Но все надежды на немедленный успех улетучились, как только следователь увидел, что этот удивительный противник обуздал минутную слабость и выпрямился с новой, еще более неистовой энергией. Он понял, что одной атаки не достаточно, чтобы сломить столь закаленный характер. И тогда голосом, ставшим еще более суровым из-за обманутых ожиданий, он продолжил:
– Право, вы отрицаете саму очевидность.
Подозреваемый вновь окаменел.
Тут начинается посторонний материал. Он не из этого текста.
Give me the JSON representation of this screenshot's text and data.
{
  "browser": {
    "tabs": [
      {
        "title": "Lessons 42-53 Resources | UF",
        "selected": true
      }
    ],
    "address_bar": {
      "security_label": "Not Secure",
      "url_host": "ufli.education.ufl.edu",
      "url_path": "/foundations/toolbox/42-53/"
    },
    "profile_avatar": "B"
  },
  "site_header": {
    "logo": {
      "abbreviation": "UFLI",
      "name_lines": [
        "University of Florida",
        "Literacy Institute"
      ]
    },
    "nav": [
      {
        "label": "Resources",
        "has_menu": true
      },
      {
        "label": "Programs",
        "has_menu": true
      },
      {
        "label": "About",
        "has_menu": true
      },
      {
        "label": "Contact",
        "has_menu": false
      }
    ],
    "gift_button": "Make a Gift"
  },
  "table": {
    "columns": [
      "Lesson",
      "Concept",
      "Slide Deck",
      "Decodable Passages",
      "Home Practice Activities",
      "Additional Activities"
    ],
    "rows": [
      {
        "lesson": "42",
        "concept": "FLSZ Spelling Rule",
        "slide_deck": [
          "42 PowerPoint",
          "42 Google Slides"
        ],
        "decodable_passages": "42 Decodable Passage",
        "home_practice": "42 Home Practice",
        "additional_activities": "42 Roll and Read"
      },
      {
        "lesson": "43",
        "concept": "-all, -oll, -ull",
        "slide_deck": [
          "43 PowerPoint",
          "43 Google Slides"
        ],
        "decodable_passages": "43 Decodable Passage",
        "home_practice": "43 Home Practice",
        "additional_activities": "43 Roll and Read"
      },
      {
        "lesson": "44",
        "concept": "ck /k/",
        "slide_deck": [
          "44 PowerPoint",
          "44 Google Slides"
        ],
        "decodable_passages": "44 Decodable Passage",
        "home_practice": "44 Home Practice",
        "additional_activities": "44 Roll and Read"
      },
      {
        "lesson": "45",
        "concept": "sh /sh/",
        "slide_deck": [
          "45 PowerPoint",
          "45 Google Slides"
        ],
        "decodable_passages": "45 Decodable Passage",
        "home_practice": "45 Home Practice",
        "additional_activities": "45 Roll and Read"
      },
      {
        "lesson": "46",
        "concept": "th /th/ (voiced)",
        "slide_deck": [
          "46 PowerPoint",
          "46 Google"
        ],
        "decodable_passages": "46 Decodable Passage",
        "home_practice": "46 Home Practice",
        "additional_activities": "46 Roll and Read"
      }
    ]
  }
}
Вероятно, он горько жалел о своей минутной слабости, поскольку в его глазах сверкала адская отвага.
– Какую очевидность?.. – спросил он, нахмурив брови. – Роман, выдуманный полицией, похож на правду, я не отрицаю. Однако мне кажется, что настоящую правду так же легко доказать. Вы говорите мне о кучере, который взял двух маленьких белокурых женщин на улице Шевалере… Но кто докажет, что именно они находились в этом чертовом кабаре?..
– Полиция шла по их следам, оставленным на снегу.
– Ночью, по пустырям, через овраги, вдоль улицы, когда шел мелкий дождь и начиналась оттепель!.. Это уж слишком!..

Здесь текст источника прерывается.